Results that cannot be reproduced by independent analysis hardly can be considered relevant advancements in a field of study. Nonetheless, there are today many studies showing that a considerable number of research findings, published in well-known peer-reviewed scientific journals, could not be reproduced. As a reference, consider one of the latest studies .
But what is meant by “reproducibility”? And how its meaning changes among research domains? For the first question, a starting point may be provided by the diagram below, that somehow defines four levels of “reproducibility” (thanks to Carol Goble for her chart ).
We move from repeat (clearly not part of peer-reviewing and in some cases – as reported in the literature – impossible even for the same team that conducted the original research) to replicate (successful in a small percentage of attempted cases, according to literature) to reproduce (successful in a slightly higher percentage of attempted cases) to reuse (and pushing the research towards producing new scientific knowledge, which should be the ultimate goal of scientific research). The amount (and format) of information to be made available to other scientists in order for them to perform one of the above actions clearly depends on the action to be attempted and the specific field of study.
The second issue, rarely mentioned in the literature, is that the possibility of performing one of the above actions heavily depends on the field of the research. Without entering into the long-standing debate about Hard Science and Soft Science (see for example the entry “Hard and soft science” in Wikipedia) it is clear that we may think of two extremes. On one extreme we have a research flow (data and process) which is objectively defined, allowing perfect replicability and enabling reproducbility; on the other extreme we have a research flow based on data which are the personal observations of the researcher (e.g. on some ancient artefact) and the process is the reasoning and the conclusions that the researcher has drawn from that data.
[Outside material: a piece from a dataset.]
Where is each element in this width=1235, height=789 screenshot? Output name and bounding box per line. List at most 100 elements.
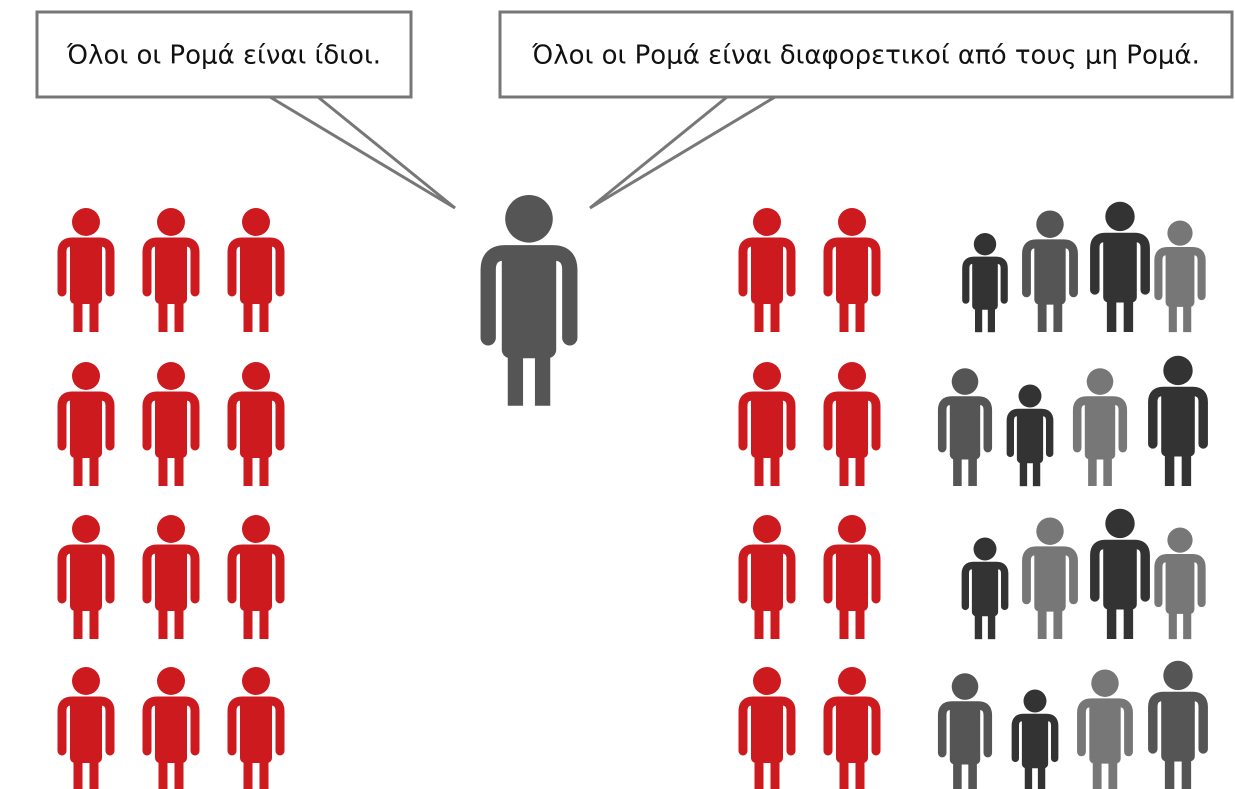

In the latter case we might have at most a reuse, assuming that the subsequent researchers agree with the original conclusions.
To conclude, as a prerequisite to include reproducibility in the peer review process, it would be nice to have some kind of guidance (a classification, a taxonomy ?) in order for the reviewer to be able to understand which “level of reproducibility” would be possible and if the published information (results, data, process, etc) are enough to attempt a replication.